I had no real understanding of what the previous hour or so had given me, and I had no knowledge of why I was standing there in the center of that bridge, in the cold and the wind as the white flakes started growing and falling a bit faster…
I took the ring from the box, and dropped the box into the water below and did not even watch to see it fall. It was a bit like dropping a handful of dirt onto a coffin in a grave, the finality of it was so very evident to me that I actually felt as if I had been purged of all emotion, all feeling, and I was lost, adrift in my thoughts that would not form for me, would not share themselves with my mind, as I struggled to try to form some kind of understanding of this night.

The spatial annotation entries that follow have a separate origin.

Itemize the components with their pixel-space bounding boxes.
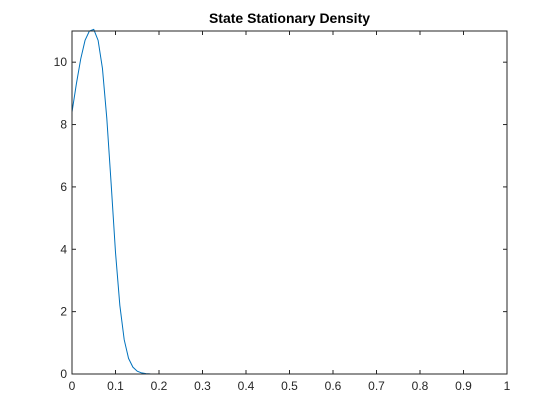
x-tick-label: 0.8 [412,379,429,393]
x-tick-label: 0.5 [281,379,298,393]
y-tick-label: 6 [60,180,67,194]
y-tick-label: 4 [60,242,67,256]
y-tick-label: 2 [60,305,67,319]
x-tick-label: 0 [69,379,76,393]
series-layer [71,28,507,375]
y-tick-label: 0 [60,367,67,381]
chart-title: State Stationary Density [209,10,370,26]
y-axis: 0 2 4 6 8 10 [54,55,507,381]
x-tick-label: 1 [504,379,511,393]
x-tick-label: 0.6 [325,379,342,393]
x-axis: 0 0.1 0.2 0.3 0.4 0.5 0.6 0.7 0.8 0.9 1 [69,31,511,393]
y-tick-label: 8 [60,118,67,132]
x-tick-label: 0.4 [238,379,255,393]
plot-box [71,30,508,375]
x-tick-label: 0.2 [151,379,168,393]
x-tick-label: 0.1 [107,379,124,393]
x-tick-label: 0.7 [368,379,385,393]
x-tick-label: 0.3 [194,379,211,393]
density-line [71,28,507,375]
x-tick-label: 0.9 [455,379,472,393]
y-tick-label: 10 [54,55,68,69]
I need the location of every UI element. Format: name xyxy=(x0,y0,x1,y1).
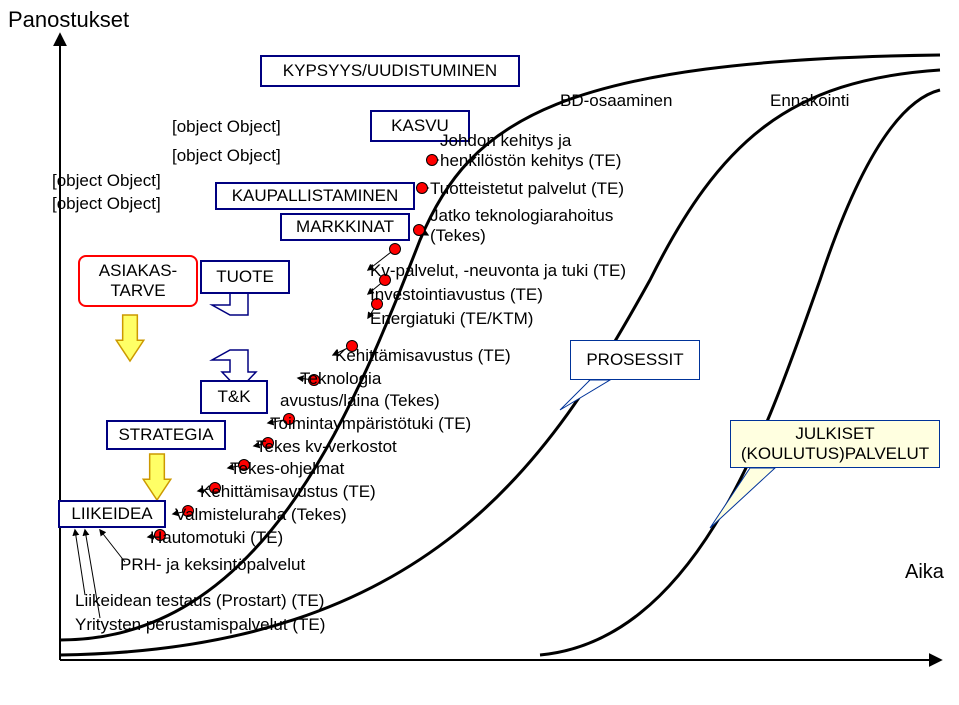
bottom-label-0: Liikeidean testaus (Prostart) (TE) xyxy=(75,590,324,611)
label-paaoma: [object Object] xyxy=(52,193,161,214)
right-item-1: henkilöstön kehitys (TE) xyxy=(440,150,621,171)
callout-tail-prosessit xyxy=(560,380,610,410)
box-tk-label: T&K xyxy=(217,387,250,407)
header-box-label: KYPSYYS/UUDISTUMINEN xyxy=(283,61,497,81)
right-item-14: Kehittämisavustus (TE) xyxy=(200,481,376,502)
right-item-6: Investointiavustus (TE) xyxy=(370,284,543,305)
box-tk: T&K xyxy=(200,380,268,414)
label-finpro: [object Object] xyxy=(172,145,281,166)
bottom-label-1: Yritysten perustamispalvelut (TE) xyxy=(75,614,325,635)
box-liikeidea: LIIKEIDEA xyxy=(58,500,166,528)
callout-julkiset-line1: JULKISET xyxy=(741,424,929,444)
callout-prosessit: PROSESSIT xyxy=(570,340,700,380)
box-strategia-label: STRATEGIA xyxy=(118,425,213,445)
right-item-13: Tekes-ohjelmat xyxy=(230,458,344,479)
box-liikeidea-label: LIIKEIDEA xyxy=(71,504,152,524)
box-kaupall-label: KAUPALLISTAMINEN xyxy=(232,186,399,206)
right-item-3: Jatko teknologiarahoitus xyxy=(430,205,613,226)
right-item-4: (Tekes) xyxy=(430,225,486,246)
box-asiakastarve: ASIAKAS- TARVE xyxy=(78,255,198,307)
label-bd-osaaminen: BD-osaaminen xyxy=(560,90,672,111)
box-tuote-label: TUOTE xyxy=(216,267,274,287)
right-item-12: Tekes kv-verkostot xyxy=(256,436,397,457)
box-strategia: STRATEGIA xyxy=(106,420,226,450)
block-arrow-down-2 xyxy=(143,454,171,500)
callout-julkiset: JULKISET (KOULUTUS)PALVELUT xyxy=(730,420,940,468)
header-box: KYPSYYS/UUDISTUMINEN xyxy=(260,55,520,87)
right-item-5: Kv-palvelut, -neuvonta ja tuki (TE) xyxy=(370,260,626,281)
box-kaupallistaminen: KAUPALLISTAMINEN xyxy=(215,182,415,210)
box-markkinat: MARKKINAT xyxy=(280,213,410,241)
label-finnvera: [object Object] xyxy=(52,170,161,191)
block-arrow-down-1 xyxy=(116,315,144,361)
callout-julkiset-line2: (KOULUTUS)PALVELUT xyxy=(741,444,929,464)
label-fintra: [object Object] xyxy=(172,116,281,137)
right-item-9: Teknologia xyxy=(300,368,381,389)
right-item-16: Hautomotuki (TE) xyxy=(150,527,283,548)
right-item-0: Johdon kehitys ja xyxy=(440,130,571,151)
axis-x-label: Aika xyxy=(905,560,944,585)
right-item-8: Kehittämisavustus (TE) xyxy=(335,345,511,366)
box-asiakas-line1: ASIAKAS- xyxy=(99,261,177,281)
box-markkinat-label: MARKKINAT xyxy=(296,217,394,237)
right-item-11: Toimintaympäristötuki (TE) xyxy=(270,413,471,434)
right-item-15: Valmisteluraha (Tekes) xyxy=(175,504,347,525)
box-tuote: TUOTE xyxy=(200,260,290,294)
right-item-10: avustus/laina (Tekes) xyxy=(280,390,440,411)
right-item-2: Tuotteistetut palvelut (TE) xyxy=(430,178,624,199)
right-item-17: PRH- ja keksintöpalvelut xyxy=(120,554,305,575)
callout-prosessit-label: PROSESSIT xyxy=(586,350,683,370)
box-asiakas-line2: TARVE xyxy=(99,281,177,301)
label-ennakointi: Ennakointi xyxy=(770,90,849,111)
right-item-7: Energiatuki (TE/KTM) xyxy=(370,308,533,329)
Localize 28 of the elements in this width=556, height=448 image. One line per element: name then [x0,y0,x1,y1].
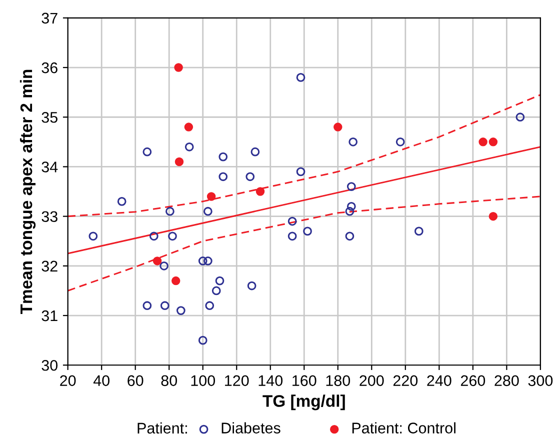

I held the ring one last moment, as I stretched my arm out, into the night, into the cold, over the water, and opened my fringes and let it fall away, down to the river, and into that water, not watching it, but knowing how it must be in appearance as it sank beneath the surface of that slowly rolling water… no longer thinking as I unashamedly finally let the tears fall, not caring now if anyone saw me or not…
And after a while I turned, and slowly walked back down Main Street, back across the bridge, back finally to the Arch, then turned left up Beverly Place, to go and sit and try not to think or cry any more.
I had died, and survived that death. It was hell.